Honestly I don’t care what kind of sex Franco is having, unfortunately a lot of media outlets do, but that’s not why I’m writing this article. I’m writing this article because even though he dismisses claims of appropriating my identity (I don’t like referring to my sexuality as a “culture”) that’s exactly what he’s doing.

Frankly I think Franco needs a lesson in the simple differences between sexual and gender expression. What exactly are “straight male-boding rituals” that his disliking result in him being isolated from the straight community? The point being that he is an extremely privileged, famous, white, straight-passing male who as far as I know has not had to suffer any kind of discrimination or hardship that so many lgbtq individuals have had to face.
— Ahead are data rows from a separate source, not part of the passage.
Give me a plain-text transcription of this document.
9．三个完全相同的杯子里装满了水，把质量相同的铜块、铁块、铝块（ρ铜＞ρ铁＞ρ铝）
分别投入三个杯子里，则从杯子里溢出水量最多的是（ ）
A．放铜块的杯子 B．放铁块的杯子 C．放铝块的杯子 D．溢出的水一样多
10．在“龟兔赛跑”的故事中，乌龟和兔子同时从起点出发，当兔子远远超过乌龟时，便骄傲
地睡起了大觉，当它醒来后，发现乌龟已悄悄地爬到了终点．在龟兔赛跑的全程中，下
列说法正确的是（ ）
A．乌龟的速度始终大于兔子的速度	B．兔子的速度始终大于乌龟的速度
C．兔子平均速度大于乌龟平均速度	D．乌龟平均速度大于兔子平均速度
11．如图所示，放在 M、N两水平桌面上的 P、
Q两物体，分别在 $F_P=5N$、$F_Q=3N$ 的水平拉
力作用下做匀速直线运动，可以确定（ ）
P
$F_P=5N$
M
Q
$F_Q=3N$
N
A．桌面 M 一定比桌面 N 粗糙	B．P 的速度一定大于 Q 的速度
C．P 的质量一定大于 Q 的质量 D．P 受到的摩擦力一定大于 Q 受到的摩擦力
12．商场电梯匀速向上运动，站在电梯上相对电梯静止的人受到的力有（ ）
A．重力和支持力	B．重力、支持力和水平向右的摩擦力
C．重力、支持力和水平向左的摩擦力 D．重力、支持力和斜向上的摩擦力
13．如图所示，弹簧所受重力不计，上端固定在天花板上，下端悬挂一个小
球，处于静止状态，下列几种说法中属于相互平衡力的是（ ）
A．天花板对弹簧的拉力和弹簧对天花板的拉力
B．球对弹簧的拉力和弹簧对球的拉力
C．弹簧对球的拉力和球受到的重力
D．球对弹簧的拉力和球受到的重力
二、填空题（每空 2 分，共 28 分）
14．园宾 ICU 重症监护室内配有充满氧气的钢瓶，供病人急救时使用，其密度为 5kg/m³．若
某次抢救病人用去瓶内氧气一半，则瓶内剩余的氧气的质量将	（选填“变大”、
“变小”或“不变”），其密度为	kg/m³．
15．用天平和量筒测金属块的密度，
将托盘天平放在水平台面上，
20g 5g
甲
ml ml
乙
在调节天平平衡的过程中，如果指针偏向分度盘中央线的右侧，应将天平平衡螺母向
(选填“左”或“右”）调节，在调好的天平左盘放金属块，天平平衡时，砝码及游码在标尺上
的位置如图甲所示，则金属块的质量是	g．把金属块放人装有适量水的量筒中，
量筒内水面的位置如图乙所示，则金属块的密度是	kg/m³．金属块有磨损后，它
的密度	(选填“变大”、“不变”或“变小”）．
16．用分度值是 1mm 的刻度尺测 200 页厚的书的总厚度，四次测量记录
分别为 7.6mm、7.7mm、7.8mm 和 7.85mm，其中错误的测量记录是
And for him to paint himself as this white straight savior that can “show the gay community that many of the things about themselves that they are giving up to join the straight community are actually valuable and beautiful” is unappreciated.

I don’t need him to show me my value and beauty. I am perfectly capable of finding it all on my own. And for any queer person who is struggling I hope they find much more positivity, encouraging role models, that don’t use our sexuality as means for publicity.